Predicates and reproducibility

While reading texts on statistics and meta-science I kept noticing vagueness. For example, there seems to be half a dozen definitions of replicability in papers since 2016. In this text, I try to formalize the underlying structure.

Edit 2020-11-01: The model below is basically the same, but poorer, than the causal models as presented by, for example, Pearl (2009).

Assume determinism. Assume that for any function f there is a set of predicates, or context, C which need to hold for the function to hold, that is, return the correct answer. Let this be denoted by C \xRightarrow{a} f. For example, Bernoulli's equation solved for \rho only holds for a context C_b containing isentropic flows, that is, C_b \Rightarrow \text{Bernoulli's equation}, where C_b contains isentropic flows. There have been arguments that such contexts need to contain an (open-ended) list of negative conditions (Hoefer, 2003). Let these contexts and the contexts below also contain this list.

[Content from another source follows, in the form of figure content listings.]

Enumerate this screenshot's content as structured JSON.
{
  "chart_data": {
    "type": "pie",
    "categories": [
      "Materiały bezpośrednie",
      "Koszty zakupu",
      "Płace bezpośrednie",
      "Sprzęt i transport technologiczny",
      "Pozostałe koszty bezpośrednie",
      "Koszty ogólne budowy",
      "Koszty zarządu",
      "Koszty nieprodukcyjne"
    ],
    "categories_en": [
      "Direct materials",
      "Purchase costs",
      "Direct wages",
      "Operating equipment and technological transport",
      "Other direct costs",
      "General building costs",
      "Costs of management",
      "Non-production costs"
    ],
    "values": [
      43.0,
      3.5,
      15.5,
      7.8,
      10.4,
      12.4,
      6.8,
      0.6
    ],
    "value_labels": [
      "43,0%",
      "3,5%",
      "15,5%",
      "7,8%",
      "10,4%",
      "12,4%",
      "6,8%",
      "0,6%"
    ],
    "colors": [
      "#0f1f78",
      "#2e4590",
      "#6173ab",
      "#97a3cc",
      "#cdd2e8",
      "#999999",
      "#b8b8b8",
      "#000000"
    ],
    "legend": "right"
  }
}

The goal of science is to come up with models which allow for making accurate predictions. The scientific process consists of various steps to derive these models. Let \mathbb{C} be the context space, that is, all the possible contexts a scientist can choose to experiment in. For some study u let

  • C_u be the context (a set of predicates) which holds for study u,
  • s_u be the sample used by study u,
  • r_u be the raw data obtained from the sample,
  • w_u be the wrangled data, that is, the cleaned data
  • m_u be statistics on w_u, such as the mean, and
  • (C_u' \Rightarrow f_u) be the reported model.

Note that C_u \neq C_u'; this usually is a generalization based on intuition of the researcher. For example, a researcher omits the fact that a study on 20 patients only included patients with blue eyes, since that is not expected to affect the results. The steps are chosen such that each step can be a potential source of error.

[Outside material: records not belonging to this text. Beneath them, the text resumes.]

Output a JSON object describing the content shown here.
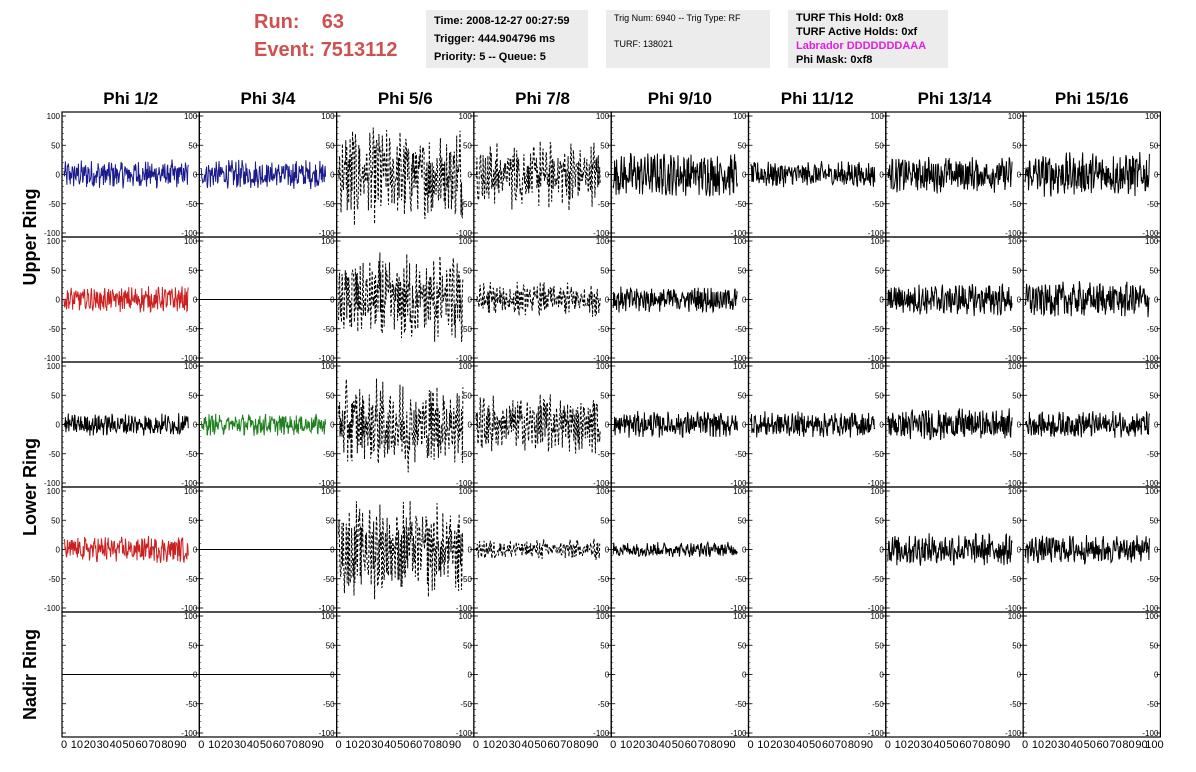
{
  "header": {
    "run_label": "Run:",
    "run_value": "63",
    "event_label": "Event:",
    "event_value": "7513112",
    "time": "Time: 2008-12-27 00:27:59",
    "trigger": "Trigger: 444.904796 ms",
    "priority": "Priority: 5 -- Queue: 5",
    "trig_num": "Trig Num: 6940 -- Trig Type: RF",
    "turf": "TURF: 138021",
    "turf_this_hold": "TURF This Hold: 0x8",
    "turf_active_holds": "TURF Active Holds: 0xf",
    "labrador": "Labrador DDDDDDDAAA",
    "phi_mask": "Phi Mask: 0xf8"
  },
  "colors": {
    "header_red": "#d05050",
    "labrador_magenta": "#e020e0",
    "trace_blue": "#1a1a8c",
    "trace_red": "#cc2020",
    "trace_green": "#208020",
    "trace_black": "#000000",
    "header_box_bg": "#ececec"
  },
  "chart_data": {
    "type": "line",
    "columns": [
      "Phi 1/2",
      "Phi 3/4",
      "Phi 5/6",
      "Phi 7/8",
      "Phi 9/10",
      "Phi 11/12",
      "Phi 13/14",
      "Phi 15/16"
    ],
    "row_labels": [
      "Upper Ring",
      "Lower Ring",
      "Nadir Ring"
    ],
    "ylim": [
      -100,
      100
    ],
    "xlim": [
      0,
      100
    ],
    "y_ticks": [
      "100",
      "50",
      "0",
      "-50",
      "-100"
    ],
    "x_ticks": [
      "0",
      "10",
      "20",
      "30",
      "40",
      "50",
      "60",
      "70",
      "80",
      "90",
      "100"
    ],
    "grid": false,
    "rows_per_panel": 5,
    "panels": [
      [
        {
          "style": "solid",
          "color": "blue",
          "amplitude": 20
        },
        {
          "style": "solid",
          "color": "blue",
          "amplitude": 20
        },
        {
          "style": "dashed",
          "color": "black",
          "amplitude": 70
        },
        {
          "style": "dashed",
          "color": "black",
          "amplitude": 50
        },
        {
          "style": "solid",
          "color": "black",
          "amplitude": 30
        },
        {
          "style": "solid",
          "color": "black",
          "amplitude": 18
        },
        {
          "style": "solid",
          "color": "black",
          "amplitude": 25
        },
        {
          "style": "solid",
          "color": "black",
          "amplitude": 30
        }
      ],
      [
        {
          "style": "solid",
          "color": "red",
          "amplitude": 18
        },
        {
          "style": "flat",
          "color": "black",
          "amplitude": 0
        },
        {
          "style": "dashed",
          "color": "black",
          "amplitude": 65
        },
        {
          "style": "dashed",
          "color": "black",
          "amplitude": 25
        },
        {
          "style": "solid",
          "color": "black",
          "amplitude": 18
        },
        {
          "style": "none",
          "color": "black",
          "amplitude": 0
        },
        {
          "style": "solid",
          "color": "black",
          "amplitude": 22
        },
        {
          "style": "solid",
          "color": "black",
          "amplitude": 25
        }
      ],
      [
        {
          "style": "solid",
          "color": "black",
          "amplitude": 15
        },
        {
          "style": "solid",
          "color": "green",
          "amplitude": 15
        },
        {
          "style": "dashed",
          "color": "black",
          "amplitude": 65
        },
        {
          "style": "dashed",
          "color": "black",
          "amplitude": 45
        },
        {
          "style": "solid",
          "color": "black",
          "amplitude": 18
        },
        {
          "style": "solid",
          "color": "black",
          "amplitude": 18
        },
        {
          "style": "solid",
          "color": "black",
          "amplitude": 22
        },
        {
          "style": "solid",
          "color": "black",
          "amplitude": 18
        }
      ],
      [
        {
          "style": "solid",
          "color": "red",
          "amplitude": 18
        },
        {
          "style": "flat",
          "color": "black",
          "amplitude": 0
        },
        {
          "style": "dashed",
          "color": "black",
          "amplitude": 70
        },
        {
          "style": "dashed",
          "color": "black",
          "amplitude": 15
        },
        {
          "style": "solid",
          "color": "black",
          "amplitude": 10
        },
        {
          "style": "none",
          "color": "black",
          "amplitude": 0
        },
        {
          "style": "solid",
          "color": "black",
          "amplitude": 22
        },
        {
          "style": "solid",
          "color": "black",
          "amplitude": 20
        }
      ],
      [
        {
          "style": "flat",
          "color": "black",
          "amplitude": 0
        },
        {
          "style": "flat",
          "color": "black",
          "amplitude": 0
        },
        {
          "style": "none",
          "color": "black",
          "amplitude": 0
        },
        {
          "style": "none",
          "color": "black",
          "amplitude": 0
        },
        {
          "style": "none",
          "color": "black",
          "amplitude": 0
        },
        {
          "style": "none",
          "color": "black",
          "amplitude": 0
        },
        {
          "style": "none",
          "color": "black",
          "amplitude": 0
        },
        {
          "style": "none",
          "color": "black",
          "amplitude": 0
        }
      ]
    ]
  }
}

We can depict study u, with steps 1, 2, ..., 6 as

\mathbb{C} \xRightarrow{1} C_u \xRightarrow{2} s_u \xRightarrow{3} r_u \xRightarrow{4} w_u \xRightarrow{5} m_u \xRightarrow{6} (C_u' \Rightarrow f_u).

Most steps have well-known names. Step 2 is called sampling, step 3 measuring, step 4 data cleaning or wrangling, step 5 calculating statistics, and step 6 inference.

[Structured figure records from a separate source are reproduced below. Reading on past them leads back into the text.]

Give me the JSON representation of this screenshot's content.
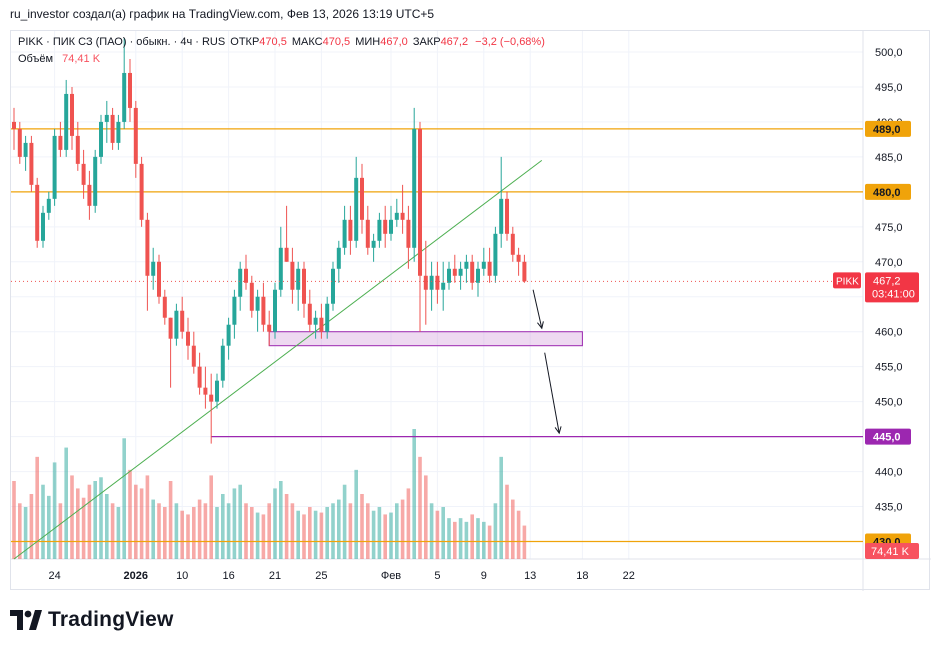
{
  "header": {
    "attribution": "ru_investor создал(а) график на TradingView.com, Фев 13, 2026 13:19 UTC+5"
  },
  "legend": {
    "symbol": "PIKK · ПИК СЗ (ПАО) · обыкн. · 4ч · RUS",
    "open_label": "ОТКР",
    "open": "470,5",
    "high_label": "МАКС",
    "high": "470,5",
    "low_label": "МИН",
    "low": "467,0",
    "close_label": "ЗАКР",
    "close": "467,2",
    "change": "−3,2 (−0,68%)",
    "volume_label": "Объём",
    "volume": "74,41 K"
  },
  "footer": {
    "logo_text": "TradingView"
  },
  "colors": {
    "up": "#26a69a",
    "down": "#ef5350",
    "level": "#f0a30a",
    "purple": "#9c27b0",
    "trend": "#4caf50"
  },
  "chart_data": {
    "type": "candlestick",
    "symbol": "PIKK",
    "timeframe": "4ч",
    "y_ticks": [
      "500,0",
      "495,0",
      "490,0",
      "485,0",
      "480,0",
      "475,0",
      "470,0",
      "465,0",
      "460,0",
      "455,0",
      "450,0",
      "445,0",
      "440,0",
      "435,0",
      "430,0"
    ],
    "y_tick_values": [
      500,
      495,
      490,
      485,
      480,
      475,
      470,
      465,
      460,
      455,
      450,
      445,
      440,
      435,
      430
    ],
    "ylim": [
      427.5,
      503
    ],
    "x_ticks": [
      {
        "label": "24",
        "bar": 7
      },
      {
        "label": "2026",
        "bar": 21
      },
      {
        "label": "10",
        "bar": 29
      },
      {
        "label": "16",
        "bar": 37
      },
      {
        "label": "21",
        "bar": 45
      },
      {
        "label": "25",
        "bar": 53
      },
      {
        "label": "Фев",
        "bar": 65
      },
      {
        "label": "5",
        "bar": 73
      },
      {
        "label": "9",
        "bar": 81
      },
      {
        "label": "13",
        "bar": 89
      },
      {
        "label": "18",
        "bar": 98
      },
      {
        "label": "22",
        "bar": 106
      }
    ],
    "x_domain": [
      0,
      116
    ],
    "last_price_label": "PIKK",
    "last_price": "467,2",
    "countdown": "03:41:00",
    "volume_badge": "74,41 K",
    "levels": [
      {
        "value": 489.0,
        "label": "489,0",
        "color": "#f0a30a"
      },
      {
        "value": 480.0,
        "label": "480,0",
        "color": "#f0a30a"
      },
      {
        "value": 430.0,
        "label": "430,0",
        "color": "#f0a30a"
      },
      {
        "value": 445.0,
        "label": "445,0",
        "color": "#9c27b0"
      }
    ],
    "zone": {
      "x_from": 44,
      "x_to": 98,
      "y_from": 458,
      "y_to": 460
    },
    "trendline": {
      "x1": 0,
      "y1": 427.5,
      "x2": 91,
      "y2": 484.5
    },
    "arrows": [
      {
        "x1": 89.5,
        "y1": 466,
        "x2": 91,
        "y2": 460.5
      },
      {
        "x1": 91.5,
        "y1": 457,
        "x2": 94,
        "y2": 445.5
      }
    ],
    "candles": [
      [
        490,
        492,
        486,
        489,
        42
      ],
      [
        489,
        490,
        484,
        485,
        30
      ],
      [
        485,
        488,
        483,
        487,
        28
      ],
      [
        487,
        488,
        480,
        481,
        35
      ],
      [
        481,
        482,
        472,
        473,
        55
      ],
      [
        473,
        478,
        472,
        477,
        40
      ],
      [
        477,
        480,
        476,
        479,
        34
      ],
      [
        479,
        489,
        478,
        488,
        52
      ],
      [
        488,
        490,
        485,
        486,
        30
      ],
      [
        486,
        496,
        485,
        494,
        60
      ],
      [
        494,
        495,
        486,
        488,
        45
      ],
      [
        488,
        490,
        483,
        484,
        38
      ],
      [
        484,
        486,
        479,
        481,
        33
      ],
      [
        481,
        483,
        476,
        478,
        40
      ],
      [
        478,
        486,
        477,
        485,
        42
      ],
      [
        485,
        491,
        484,
        490,
        44
      ],
      [
        490,
        493,
        487,
        491,
        35
      ],
      [
        491,
        492,
        486,
        487,
        30
      ],
      [
        487,
        491,
        486,
        490,
        28
      ],
      [
        490,
        502,
        489,
        497,
        65
      ],
      [
        497,
        499,
        490,
        492,
        48
      ],
      [
        492,
        493,
        482,
        484,
        40
      ],
      [
        484,
        485,
        475,
        476,
        38
      ],
      [
        476,
        477,
        463,
        468,
        45
      ],
      [
        468,
        472,
        466,
        470,
        32
      ],
      [
        470,
        471,
        464,
        465,
        30
      ],
      [
        465,
        466,
        461,
        462,
        28
      ],
      [
        462,
        462,
        452,
        459,
        42
      ],
      [
        459,
        464,
        458,
        463,
        30
      ],
      [
        463,
        465,
        459,
        460,
        26
      ],
      [
        460,
        462,
        456,
        458,
        24
      ],
      [
        458,
        460,
        454,
        455,
        28
      ],
      [
        455,
        457,
        451,
        452,
        32
      ],
      [
        452,
        455,
        449,
        451,
        30
      ],
      [
        451,
        454,
        444,
        450,
        45
      ],
      [
        450,
        454,
        449,
        453,
        28
      ],
      [
        453,
        459,
        452,
        458,
        35
      ],
      [
        458,
        462,
        456,
        461,
        30
      ],
      [
        461,
        466,
        459,
        465,
        38
      ],
      [
        465,
        470,
        463,
        469,
        40
      ],
      [
        469,
        471,
        466,
        467,
        30
      ],
      [
        467,
        468,
        462,
        463,
        28
      ],
      [
        463,
        466,
        460,
        465,
        25
      ],
      [
        465,
        467,
        460,
        461,
        24
      ],
      [
        461,
        463,
        458,
        460,
        30
      ],
      [
        460,
        467,
        459,
        466,
        38
      ],
      [
        466,
        475,
        465,
        472,
        42
      ],
      [
        472,
        478,
        470,
        470,
        35
      ],
      [
        470,
        472,
        464,
        466,
        30
      ],
      [
        466,
        470,
        463,
        469,
        26
      ],
      [
        469,
        470,
        462,
        464,
        24
      ],
      [
        464,
        466,
        460,
        461,
        28
      ],
      [
        461,
        463,
        459,
        462,
        26
      ],
      [
        462,
        464,
        459,
        460,
        25
      ],
      [
        460,
        465,
        459,
        464,
        28
      ],
      [
        464,
        470,
        463,
        469,
        30
      ],
      [
        469,
        473,
        467,
        472,
        32
      ],
      [
        472,
        478,
        471,
        476,
        40
      ],
      [
        476,
        478,
        471,
        473,
        30
      ],
      [
        473,
        485,
        472,
        482,
        48
      ],
      [
        482,
        484,
        474,
        476,
        35
      ],
      [
        476,
        478,
        471,
        472,
        30
      ],
      [
        472,
        474,
        470,
        473,
        26
      ],
      [
        473,
        477,
        472,
        476,
        28
      ],
      [
        476,
        478,
        472,
        474,
        24
      ],
      [
        474,
        478,
        473,
        476,
        25
      ],
      [
        476,
        479,
        475,
        477,
        30
      ],
      [
        477,
        481,
        474,
        476,
        32
      ],
      [
        476,
        478,
        469,
        472,
        38
      ],
      [
        472,
        492,
        470,
        489,
        70
      ],
      [
        489,
        490,
        460,
        468,
        55
      ],
      [
        468,
        473,
        461,
        466,
        45
      ],
      [
        466,
        470,
        463,
        468,
        30
      ],
      [
        468,
        470,
        464,
        466,
        26
      ],
      [
        466,
        470,
        463,
        467,
        28
      ],
      [
        467,
        470,
        466,
        469,
        22
      ],
      [
        469,
        471,
        467,
        468,
        20
      ],
      [
        468,
        470,
        466,
        469,
        22
      ],
      [
        469,
        471,
        467,
        470,
        20
      ],
      [
        470,
        471,
        466,
        467,
        24
      ],
      [
        467,
        470,
        465,
        469,
        22
      ],
      [
        469,
        472,
        468,
        470,
        20
      ],
      [
        470,
        472,
        467,
        468,
        18
      ],
      [
        468,
        475,
        467,
        474,
        30
      ],
      [
        474,
        485,
        472,
        479,
        55
      ],
      [
        479,
        480,
        473,
        474,
        40
      ],
      [
        474,
        475,
        470,
        471,
        32
      ],
      [
        471,
        472,
        468,
        470,
        26
      ],
      [
        470,
        471,
        467,
        467.2,
        18
      ]
    ]
  }
}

Goodman et al. (2016) introduce the following definitions for reproducibility.

  • methods reproducibility: "the ability to implement, as exactly as possible, the experimental and computational procedures, with the same data and tools, to obtain the same results",
  • results reproducibility: "the production of corroborating results in a new study, having followed the same experimental methods", and
  • inferential reproducibility: "the making of knowledge claims of similar strenght from a study replication or reanalysis".

These definitions can also be stated as

  • methods reproducibility: Obtaining the same results from having identical steps 4 and 5,
  • results reproducibility: Obtaining the same results from having identical steps 1, 2, 3, 4 and 5,
  • inferential reproducibility: Obtaining the same results from having identical steps 1, 2, 3, 4, 5 and 6.

References

Goodman, S. N., Fanelli, D., & Ioannidis, J. P. A. (2016). What does research reproducibility mean? Science Translational Medicine, 8(341), 341ps12-341ps12. https://doi.org/10.1126/scitranslmed.aaf5027

Hoefer, C. (2003). Causal Determinism. https://plato.stanford.edu/archives/spr2016/entries/determinism-causal/

Pearl, J. (2009). Causality. Cambridge university press.